PER FESTEGGIARE UN SONTUOSO MATRIMONIO, IN SCENA SONO SOLTANTO IN TRE
Straordinario! Loro sono soltanto tre attori, ma i personaggi della storia, ricordandoli sommariamente, sono almeno una ventina che danno vita ai preparativi dei festeggiamenti di un ricco e sontuoso matrimonio. Un giorno da incorniciare per gli sposi, pupilli di due facoltose famiglie – il padre della sposa addirittura arriva in elicottero per prelevare la riottosa figlia da accompagnare in chiesa – eppure l’organizzazione del ricevimento si svolge in uno squallido cortiletto, dove c’è l’ingresso secondario alla villa, il capanno del guardiano, l’angolo di raccolta delle immondizie, la discesa per la cantina, la porta di servizio che conduce in cucina e il passaggio per la casa patronale. Protagonisti sono i servitori, i segretari e il cuoco, ma poi si avvicendano i camerieri, i garzoni, gli sposi, il suocero, e qualche invitato. E, a sorpresa, giunge inaspettata una donna incinta che cerca riparo. Ha con sé un grosso zaino, è timorosa e subito si nasconde dietro i sacchi colmi di rifiuti: è debole e affamata, ma, dopo una presentazione un po’ burrascosa, è lei, con la sua presenza, a ristabilire serenità.

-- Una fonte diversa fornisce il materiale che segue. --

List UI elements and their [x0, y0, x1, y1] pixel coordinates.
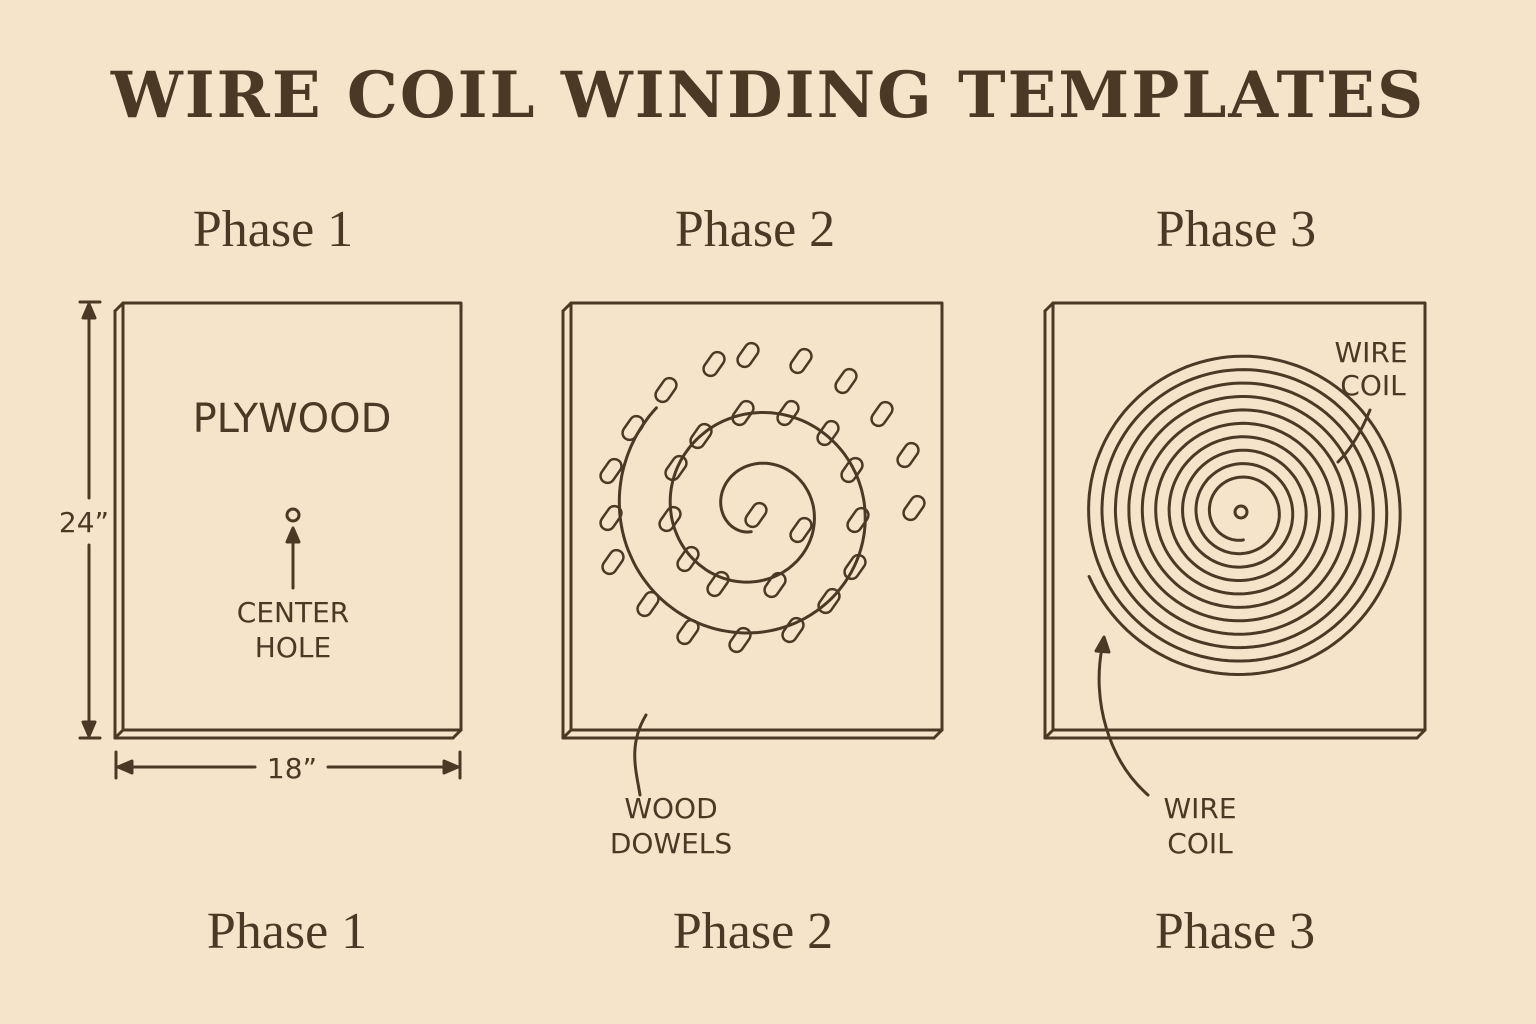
wire-coil-top-label-line1: WIRE [1334, 336, 1407, 369]
wood-dowel [789, 516, 813, 544]
wood-dowel [658, 505, 682, 533]
wood-dowels [599, 341, 926, 654]
wire-coil-bottom-label-line2: COIL [1167, 827, 1233, 860]
height-dimension [78, 300, 102, 740]
wood-dowels-callout-line [633, 713, 648, 797]
wood-dowel [654, 376, 678, 404]
center-hole-arrow [285, 526, 301, 590]
phase-2-bottom-heading: Phase 2 [672, 903, 834, 960]
wood-dowel [664, 454, 688, 482]
coil-center-hole [1233, 504, 1249, 520]
phase-1-top-heading: Phase 1 [192, 201, 354, 258]
height-label: 24” [59, 506, 109, 539]
wood-dowel [896, 441, 920, 469]
wood-dowel [731, 399, 755, 427]
wire-coil-top-callout-line [1336, 408, 1372, 464]
width-dimension [114, 750, 462, 780]
wood-dowels-label-line2: DOWELS [610, 827, 732, 860]
wood-dowel [763, 571, 787, 599]
wood-dowel [834, 367, 858, 395]
phase-2-top-heading: Phase 2 [674, 201, 836, 258]
wood-dowel [601, 548, 625, 576]
wire-coil-bottom-label-line1: WIRE [1163, 792, 1236, 825]
wood-dowel [706, 570, 730, 598]
wood-dowel [621, 414, 645, 442]
wood-dowel [728, 626, 752, 654]
wood-dowel [817, 587, 841, 615]
phase-1-bottom-heading: Phase 1 [206, 903, 368, 960]
wood-dowel [789, 347, 813, 375]
wood-dowel [840, 456, 864, 484]
wood-dowel [636, 590, 660, 618]
wood-dowel [816, 419, 840, 447]
wood-dowel [599, 504, 623, 532]
plywood-label: PLYWOOD [193, 396, 392, 442]
panel-3-board [1043, 301, 1427, 740]
phase-3-bottom-heading: Phase 3 [1154, 903, 1316, 960]
wood-dowel [736, 341, 760, 369]
center-hole-label-line2: HOLE [255, 631, 331, 664]
wire-coil-top-label-line2: COIL [1340, 369, 1406, 402]
panel-1-plywood-board [113, 301, 463, 740]
wood-dowel [776, 399, 800, 427]
wood-dowel [846, 506, 870, 534]
wire-coil-bottom-callout-arrow [1094, 635, 1150, 797]
center-hole-label-line1: CENTER [237, 596, 349, 629]
wood-dowel [689, 422, 713, 450]
page-title: WIRE COIL WINDING TEMPLATES [110, 58, 1426, 133]
wood-dowel [870, 400, 894, 428]
wood-dowel [781, 616, 805, 644]
wood-dowel [676, 618, 700, 646]
wire-coil-spiral [1087, 354, 1402, 676]
wood-dowel [702, 350, 726, 378]
wood-dowel [676, 545, 700, 573]
center-hole [285, 507, 301, 523]
wood-dowel [599, 457, 623, 485]
wood-dowels-label-line1: WOOD [624, 792, 717, 825]
wood-dowel [843, 553, 867, 581]
wood-dowel [902, 494, 926, 522]
panel-2-board [561, 301, 944, 740]
width-label: 18” [267, 752, 317, 785]
phase-3-top-heading: Phase 3 [1155, 201, 1317, 258]
wood-dowel [744, 501, 768, 529]
dowel-spiral-guide [617, 406, 867, 635]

Questo il semplice riassunto della trama con la presentazione del luogo e dei personaggi, ma Feste dei Familie Flöz è molto di più. Prima di tutto un gioco teatrale davvero entusiasmante: fa parte di quegli eventi felici a cui raramente si assiste. Eppure – si diceva in apertura – gli interpreti sono soltanto tre: uno in meno rispetto alla passata stagione, quando la stessa compagnia portò, sempre alla Sala Umberto, Hotel Paradiso. Si chiamano Andres Angulo, Johannes Stubenvoll e Thomas van Ouwerkerk e si alternano in scena con ritmo incessante, come in una precisa coreografia d’ensemble, vestendo sempre costumi differenti. Travestimenti repentini, veloci passaggi dietro le quinte, per rientrare côté cour quando si è appena usciti côté jardin, sono gli stratagemmi per incantare il pubblico e regalare l’illusione di un riuscitissimo e apprezzatissimo «inganno». Peccato che lo spazio tra il fondale della scenografia e la parete di fondo del teatro è eccessivamente ridotto e l’andirivieni, facendo vibrare la stoffa ad ogni transito, anticipa l’effetto sorpresa.
Al di là dell’abilità nei travestimenti è il linguaggio del corpo che va esaminato. I Familie Flöz non usano mai parole, i dialoghi sono muti, e rivestono il volto con grosse maschere, create appositamente (qui da Hajo Schüler) per ogni spettacolo e ciascun personaggio. A osservarle bene, si direbbe che le maschere discutono incessantemente tra loro come delle comari, cambiano espressione, giocano con vezzi e ammiccamenti anche con il pubblico, cercando conforto per il loro mutismo nella comprensione della platea. Ostentando quelle espressioni tenere e significative, e talvolta anche un po’ rassegnate, che siamo abituati a vedere sul muso dei cani o dei gatti sorpresi a fissare qualcosa o qualcuno. Naturalmente, però, una maschera non è in grado da sola di esprimere sentimenti o emozioni, né sensazioni e nemmeno esternazioni; allora cos’è che le rende tanto eloquenti da riuscire a tradurre un dialogo senza parole? Certamente l’abilità dell’interprete: la sua gestualità impercettibile, la postura delle spalle, il movimento della testa, l’inclinazione, l’accompagnamento delle mani, l’armonia del corpo che rivela l’esatto sentimento di ciascun personaggio.